FIGURE 1.

WDFY1 protein and gene expression in He^–/– mice. (A) mRNA levels of Adcy8, Aif1, Grm2, Kcne4, Lancl1 (two different probes: exons 1c-2 and exons 7–9), Ngfr, Pth2r, Vsnl1, and Wdfy1 (two different probes: exons 3–5 and exons 6–7) were determined in striatal samples of 8-week-old He^+/+ and He^–/– mice (n = 6 He^+/+ and 6 He^–/–; 3 males and 3 females per genotype). (B) mRNA levels of Adcy8, Aif1, Grm2, Kcne4, Lancl1 (two different probes: exons 1c-2 and exons 7–9), Ngfr, Pth2r, Vsnl1, and Wdfy1 (two different probes: exons 3–5 and exons 6–7) were determined in hippocampal samples of 8-week-old He^+/+ and He^–/– mice (n = 6/genotype). (C) Double staining for DAPI (blue) and WDFY1 (green) in the hippocampal CA1 of 8-week-old He^+/+ and He^–/– mice (left). White squares represent inset zones with their magnifications placed at right of each original CA1 image.
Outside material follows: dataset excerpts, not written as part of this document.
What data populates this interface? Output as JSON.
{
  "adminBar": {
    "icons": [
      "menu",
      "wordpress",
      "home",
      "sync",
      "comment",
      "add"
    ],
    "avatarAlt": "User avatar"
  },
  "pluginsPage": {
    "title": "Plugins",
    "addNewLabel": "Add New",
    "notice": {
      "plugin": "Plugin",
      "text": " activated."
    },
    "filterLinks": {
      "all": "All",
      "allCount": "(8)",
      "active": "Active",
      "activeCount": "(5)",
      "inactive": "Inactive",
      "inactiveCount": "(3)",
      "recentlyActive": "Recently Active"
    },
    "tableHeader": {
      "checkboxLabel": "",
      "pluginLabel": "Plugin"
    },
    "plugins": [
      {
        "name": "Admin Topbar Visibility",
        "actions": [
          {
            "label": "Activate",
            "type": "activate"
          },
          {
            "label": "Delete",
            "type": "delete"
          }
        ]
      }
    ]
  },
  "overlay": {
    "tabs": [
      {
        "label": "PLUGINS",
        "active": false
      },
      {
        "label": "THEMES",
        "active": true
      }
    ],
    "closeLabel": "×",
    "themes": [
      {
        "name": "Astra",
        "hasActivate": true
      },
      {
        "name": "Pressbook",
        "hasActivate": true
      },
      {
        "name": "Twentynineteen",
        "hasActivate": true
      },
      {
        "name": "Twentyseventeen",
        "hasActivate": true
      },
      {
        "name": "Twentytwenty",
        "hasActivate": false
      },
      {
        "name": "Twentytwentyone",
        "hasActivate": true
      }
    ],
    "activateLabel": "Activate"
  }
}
Quantification (n = 2 He^+/+ males and 2 He^+/+ females, and 2 He^–/– males and 3 He^–/– females) of the intensity of the optical density (IOD) in the CA1 is shown separately for stratum oriens (S.O.), stratum pyramidale (S.P.), and stratum radiatum (S.R.). A linear intensity profile analysis as a mean IOD was performed in each image. Points in the X axis indicate mean IOD for each row of pixels. An independent statistical analysis was performed in each CA1 layer. Bars represent mean ± SEM. Data were analyzed by Student’s t-test for each gene in (A,B) and by two-way analysis of variance (ANOVA) in (C). In (A), ***p = 0.000106 and p = 0.0008 for Wdfy1 ex.3–5 and Wdfy1 ex.6–7 respectively when compared with He^+/+ mice. In (B), ***p = 1,971446e-005 and p = 0.00018 for Wdfy1 ex.3–5 and Wdfy1 ex.6–7 respectively when compared with He^+/+ mice. Scale bar, 70 (left images) and 10 μm (right images).